Moussaoui has been charged with conspiring with Osama bin Laden and al Qaeda to "murder thousands of people" in New York, Pennsylvania and at the Pentagon.

Asked at Wednesday's news conference whether he was willing to give a guarantee that terrorist suspects who were extradited to the US would not face capital punishment, Ashcroft said: "It is clear that the United States, most of the states in the United States and the federal government of the United States, have laws, the violation of which provides death eligibility in terms of the sentencing.

"We deal with this on a case-by-case basis. Individuals and nations with which we have dealt regarding extraditions have dealt on a case-by-case basis and I think that is the best way to go forward."

Ashcroft was asked if Lotfi Raissi, the Algerian pilot linked by authorities to one of the suspected September 11 hijackers, would be extradited from Britain.

Ashcroft said there was a request for Raissi's extradition, but said he did not believe Raissi would be eligible for the death penalty under the charges he now faced.

Raissi was arrested at his London home on September 21 on a request from the FBI and has since been linked by prosecutors to Hani Hanjour, the suspected pilot of American Airlines Flight 77, which crashed into the Pentagon.

The United States has repeatedly indicated it will eventually file a "conspiracy to murder" charge against Raissi.

Raissi has been indicted in Arizona for falsifying information on a Federal Aviation Administration form in June and for allegedly helping a fellow Algerian, Redouane Dahmani, falsely apply for political asylum in 2000.

Raissi has not been indicted for any terrorist acts and the official U.S. extradition warrant is based only on the current indictments.

Britain is required by national law, and as a signee of the European Human Rights Convention, not to extradite anyone to a country where a suspect could receive the death penalty.

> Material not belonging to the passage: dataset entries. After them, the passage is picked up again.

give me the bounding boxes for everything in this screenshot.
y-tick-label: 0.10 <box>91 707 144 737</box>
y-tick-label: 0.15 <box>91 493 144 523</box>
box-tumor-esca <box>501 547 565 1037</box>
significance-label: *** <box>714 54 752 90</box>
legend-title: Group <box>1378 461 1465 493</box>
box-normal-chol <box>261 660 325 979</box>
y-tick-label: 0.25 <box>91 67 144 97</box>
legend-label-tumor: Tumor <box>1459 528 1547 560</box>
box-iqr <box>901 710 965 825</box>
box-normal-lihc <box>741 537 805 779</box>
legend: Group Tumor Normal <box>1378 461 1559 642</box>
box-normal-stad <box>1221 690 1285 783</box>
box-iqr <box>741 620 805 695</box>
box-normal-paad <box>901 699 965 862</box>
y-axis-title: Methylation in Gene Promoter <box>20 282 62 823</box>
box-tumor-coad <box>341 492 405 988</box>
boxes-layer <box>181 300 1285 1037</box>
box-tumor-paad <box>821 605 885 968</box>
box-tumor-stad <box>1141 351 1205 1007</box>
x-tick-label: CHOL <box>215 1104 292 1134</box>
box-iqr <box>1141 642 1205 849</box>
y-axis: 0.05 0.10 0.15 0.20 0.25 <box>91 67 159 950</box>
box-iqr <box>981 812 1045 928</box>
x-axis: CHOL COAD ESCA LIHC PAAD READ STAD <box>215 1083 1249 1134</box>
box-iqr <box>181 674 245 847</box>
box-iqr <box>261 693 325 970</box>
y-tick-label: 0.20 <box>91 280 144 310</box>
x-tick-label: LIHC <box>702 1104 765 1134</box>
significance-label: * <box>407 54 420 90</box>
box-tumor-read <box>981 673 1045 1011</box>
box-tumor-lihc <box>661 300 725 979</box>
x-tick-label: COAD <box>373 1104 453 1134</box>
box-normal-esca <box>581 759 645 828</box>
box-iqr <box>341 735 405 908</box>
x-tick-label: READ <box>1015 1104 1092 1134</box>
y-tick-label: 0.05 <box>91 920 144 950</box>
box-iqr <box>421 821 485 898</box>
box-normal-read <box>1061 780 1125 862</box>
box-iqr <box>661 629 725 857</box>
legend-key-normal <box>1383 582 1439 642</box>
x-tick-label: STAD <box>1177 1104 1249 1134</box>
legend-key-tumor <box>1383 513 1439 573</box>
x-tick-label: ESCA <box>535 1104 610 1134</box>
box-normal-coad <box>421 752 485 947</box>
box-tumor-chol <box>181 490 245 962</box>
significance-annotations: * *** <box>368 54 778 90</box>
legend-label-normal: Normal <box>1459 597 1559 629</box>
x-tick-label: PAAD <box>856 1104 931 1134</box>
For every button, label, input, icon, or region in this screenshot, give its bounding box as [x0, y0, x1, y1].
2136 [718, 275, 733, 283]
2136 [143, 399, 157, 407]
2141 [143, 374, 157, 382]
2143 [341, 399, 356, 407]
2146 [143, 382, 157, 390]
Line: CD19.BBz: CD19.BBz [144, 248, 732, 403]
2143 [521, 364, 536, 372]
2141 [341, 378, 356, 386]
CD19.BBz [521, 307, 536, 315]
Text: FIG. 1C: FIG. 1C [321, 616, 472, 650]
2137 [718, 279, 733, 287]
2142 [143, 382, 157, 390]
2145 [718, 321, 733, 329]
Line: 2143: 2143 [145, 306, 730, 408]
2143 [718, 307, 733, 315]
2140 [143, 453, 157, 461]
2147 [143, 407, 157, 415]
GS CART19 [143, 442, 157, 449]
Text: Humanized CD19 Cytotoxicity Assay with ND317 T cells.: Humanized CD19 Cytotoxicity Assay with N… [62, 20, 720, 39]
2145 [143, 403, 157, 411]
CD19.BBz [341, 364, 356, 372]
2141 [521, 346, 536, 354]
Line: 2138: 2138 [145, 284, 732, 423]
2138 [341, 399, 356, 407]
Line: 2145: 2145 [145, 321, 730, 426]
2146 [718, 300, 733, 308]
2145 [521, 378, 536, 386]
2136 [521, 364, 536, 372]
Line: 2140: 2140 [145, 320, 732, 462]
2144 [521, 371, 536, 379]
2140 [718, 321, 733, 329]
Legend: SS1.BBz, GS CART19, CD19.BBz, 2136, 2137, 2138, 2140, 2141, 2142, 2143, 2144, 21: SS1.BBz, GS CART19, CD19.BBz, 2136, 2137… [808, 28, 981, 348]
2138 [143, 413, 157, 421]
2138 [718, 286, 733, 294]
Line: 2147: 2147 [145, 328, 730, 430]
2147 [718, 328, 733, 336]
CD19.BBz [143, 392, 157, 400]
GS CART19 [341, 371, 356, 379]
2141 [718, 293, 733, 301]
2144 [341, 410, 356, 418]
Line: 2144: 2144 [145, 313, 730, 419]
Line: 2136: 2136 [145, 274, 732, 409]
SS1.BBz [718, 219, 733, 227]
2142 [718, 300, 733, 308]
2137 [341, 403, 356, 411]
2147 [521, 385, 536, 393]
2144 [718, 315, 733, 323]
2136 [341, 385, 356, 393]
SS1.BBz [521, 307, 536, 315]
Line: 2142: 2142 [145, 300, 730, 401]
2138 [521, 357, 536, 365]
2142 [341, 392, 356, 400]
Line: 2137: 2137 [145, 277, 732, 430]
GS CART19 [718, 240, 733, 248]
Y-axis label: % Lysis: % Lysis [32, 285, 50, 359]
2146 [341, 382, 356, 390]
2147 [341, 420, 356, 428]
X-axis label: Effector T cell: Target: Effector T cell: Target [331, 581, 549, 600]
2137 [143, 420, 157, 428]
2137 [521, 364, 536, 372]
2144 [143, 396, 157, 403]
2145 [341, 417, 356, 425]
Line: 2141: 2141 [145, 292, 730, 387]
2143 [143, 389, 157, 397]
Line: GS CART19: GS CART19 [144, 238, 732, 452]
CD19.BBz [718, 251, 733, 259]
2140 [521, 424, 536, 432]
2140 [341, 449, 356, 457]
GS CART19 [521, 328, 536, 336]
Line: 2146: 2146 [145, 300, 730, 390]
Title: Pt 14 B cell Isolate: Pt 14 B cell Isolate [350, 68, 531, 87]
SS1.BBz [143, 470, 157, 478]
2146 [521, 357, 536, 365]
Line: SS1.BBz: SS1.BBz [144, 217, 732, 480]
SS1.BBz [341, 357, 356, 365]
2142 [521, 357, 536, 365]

The United States has not signed the convention.

But analysts say the handing over of bin Laden in Afghanistan to the United States would make irrelevant any questions about extradition and the death penalty in the United States, because bin Laden would not be on British soil and would not be subject to British law.

The UK parliament would have to rewrite its death penalty law or make emergency provisions if it wanted to extradite a suspect to a country where the death penalty could be imposed.

At the news conference, Ashcroft said France had been cooperative in extraditing Ira Einhorn, wanted for the killing in the 1977 bludgeoning death of his girlfriend in Philadelphia, and James Kopp, a U.S. anti-abortion activist wanted for the killing of a doctor in western New York who performs aboritions.

Ashcroft has said the United States will not seek Kopp's execution if he is convicted of killing Dr. Barnett Slepian. Another promise of exemption from the death penalty has been given in Einhorn's case.

Ashcroft, who is travelling on to Spain ,Germany and Italy, stressed the need for co-ordinated response to terrorists who trained in one country, plotted in a second and operated in a third.

CNN's European Political Editor, Robin Oakley, says there have been stutters in Europe's responses to fighting terrorism.

"The House of Lords in Britain is mauling Blunkett's anti-terrorism bill and a reluctant Silvio Berlusconi, Italy's prime minister, had to be strong-armed by other European leaders into agreeing to a Europe-wide arrest warrant," he said.

But Ashcroft insisted that cooperation between the UK and the US was a model of how the battle against terrorism should be fought.

He was not in Europe, he insisted, to tell others how to direct their fight against ther terrorists. That was a judgment each mature, sovereign nation had to make for itself.